Canadian photographer Edward Burtynsky is known for his large-scale color photographs depicting industrial landscapes. At Flowers Gallery, Burtynsky will showcase his latest photographs taken in Africa between 2015 and 2019, which capture the visual manifestation of human existence on Earth, especially ones created by terraforming, extraction, agriculture, and urbanization.

WAN CHAI

TIFFANY CHUNGTerra Rouge CEW Study No.9, 2022, ink, oil, and hand perforating on vellum and paper, 113 × 70 cm. Courtesy the artist and Kiang Malingue, Hong Kong. 

MAR 20–MAY 6
Tiffany Chung: entangled traces, disremembered landscapes
Kiang Malingue

Interested in imposed political borders and their traumatic impacts on various communities around the world, Vietnamese-American artist Tiffany Chung is best known for her cartographic drawings, sculptures, videos, photographs, and theater performances that examine geopolitics of conflict and historical transformations in relation to cultural memory. Her first solo in Hong Kong will showcase embroidered landscapes, delicate vellum and paper drawings, and a new three-channel video installation, which meditate on loss and trauma.

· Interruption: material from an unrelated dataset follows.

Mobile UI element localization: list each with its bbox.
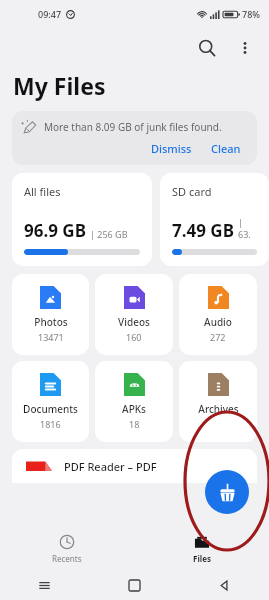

Detail of MICHELE CHU’s Glimmer in your eye, 2023, emulsion lift on window glass, stained glass, solder, chain, and pearls, dimensions variable. Photo by Rave Wong. Courtesy the artist and PHD Group, Hong Kong. 

MAR 20–MAY 13
Michele Chu: you, trickling
PHD Group

Michele Chu’s multisensory installations and public interventions explore intimacy and human connections. In her debut solo exhibition with PHD Group, the Hong Kong-born interdisciplinary artist and designer will invite viewers to confront personal and collective loss—in particular, the loss of a maternal figure—through images of the body. The visitors will be guided through loose, umbilical-like, fabric passageways, encountering works such as a bronze-cast belly button, images of outreached hands, and a sculpture of a woman lying still and back-faced, spread out across the exhibition.

EASTERN DISTRICT

Installation view of BOUIE CHOI YUK-KUEN’s Follow the trail of …, 2023, acrylic on wood, 122 × 30.5 cm at "Crossing the Nights, Filling the Lines," Grotto Fine Art, 2023. Photo by South Ho. Image via Instagram. 

MAR 8–APR 1
Bouie Choi Yuk-kuen: Crossing the Nights, Filling the Lines
Grotto Fine Art

Bouie Choi Yuk-kuen’s landscapes seek to remind viewers of their seeming insignificance in the grand scheme—from living amid towering skyscrapers in the city, to existing in what is but a speck of time and space in a vast universe. In her fourth solo exhibition with Grotto, Choi continues to depict ethereal scenes of scattered lights evocative of the idea of “home” through her practice of acrylic painting on upcycled wood. As in her previous works, these new paintings possess a spatial and temporal ambiguity indicative of the ever-evolving nature of a landscape.

CHRISTINE SUN KIM, Finger Palm Turquoise, 2022, charcoal and pastel on paper, 223 × 114 cm. Copyright the artist. Photo by Yang Hao. Courtesy the artist and White Space, Beijing. 

MAR 18–SEP 29
signals…瞬息
Para Site

Drawing inspiration from the experimental London art salon Signals (1964–1966), Para Site curators Billy Tang and Celia Ho gather various forms of kinetic art, spatial communications, and interventions to reconnect with the global community from the perspective of post-pandemic Hong Kong in the three-chapter show. Based on a reconfigurable-display model, participating artists will use sound, smell, movement, and smoke to investigate issues related to displacement and migration, as well as the intersection of technology, science, and architecture. The first chapter “signals…storms and patterns,” which will focus on self-organization and spatial politics in contemporary art making.